Topics: Brand management, Brand, Branding, Brand equity, Brands, Advertising / Pages: 38 (9307 words) / Published: Mar 9th, 2013
Journal of Marketing Management Vol. 26, Nos. 11–12, October 2010, 1037–1056

Do brand names in a foreign language lead to different brand perceptions?
Laura Salciuviene, Lancaster University, UK Pervez N. Ghauri, Kings College London, UK Ruth Salomea Streder, Lewis-Global Public Relations, UK Claudio De Mattos, Manchester Business School, UK
Abstract This study examines the effects of brand names in a foreign language, country of origin, and the incongruence between the two on brand perceptions of services. Employing congruity and categorisation theory as a theoretical foundation, this study empirically tests a number of hypotheses. The findings suggest that services with a French brand name are perceived as more hedonic. In the context of hedonic services, the incongruence between brand names in a foreign language and country of origin leads to increased perceptions of services as more hedonic. In the context of utilitarian services, the same incongruence leads to higher perceived suitability and preference for brand names in a foreign language.
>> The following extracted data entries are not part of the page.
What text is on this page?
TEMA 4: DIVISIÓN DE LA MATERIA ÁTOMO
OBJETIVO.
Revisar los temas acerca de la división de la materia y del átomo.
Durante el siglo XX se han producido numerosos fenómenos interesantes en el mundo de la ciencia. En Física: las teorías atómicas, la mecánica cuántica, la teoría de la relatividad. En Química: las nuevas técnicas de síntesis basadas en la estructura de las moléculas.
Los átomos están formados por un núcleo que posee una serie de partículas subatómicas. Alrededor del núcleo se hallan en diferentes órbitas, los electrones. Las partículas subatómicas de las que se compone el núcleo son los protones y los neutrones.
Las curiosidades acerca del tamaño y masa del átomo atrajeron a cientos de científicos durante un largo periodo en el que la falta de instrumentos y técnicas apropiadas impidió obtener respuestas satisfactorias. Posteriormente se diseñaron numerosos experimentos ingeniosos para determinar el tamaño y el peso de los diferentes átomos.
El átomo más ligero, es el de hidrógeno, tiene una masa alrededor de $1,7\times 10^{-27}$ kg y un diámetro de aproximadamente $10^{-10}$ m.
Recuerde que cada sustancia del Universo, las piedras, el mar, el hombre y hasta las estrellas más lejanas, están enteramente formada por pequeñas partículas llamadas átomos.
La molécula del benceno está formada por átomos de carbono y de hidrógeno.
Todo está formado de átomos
The paper concludes with research and managerial implications for brand managers and further research directions. Keywords brand names in foreign languages; hedonic/utilitarian brand perceptions; brand name suitability; brand name preferences; services industry

Prior research in the domain of brand management suggests that brand names are key indicators of the products that have become an imperative asset that influences consumer brand perceptions in today’s highly competitive environment (Ailawadi & Keller, 2004). Brand names simplify consumer choices by helping them to recognise products more easily (Friedman, 1985). Well-chosen brand names contribute to the strength of the product. Brand names that are associated with positive attributes score higher on overall liking (Kohli & Harich, 2005). Moreover, sounds (phonetic structure) of brand names may affect consumer attitudes (Yorkston & Menon, 2004).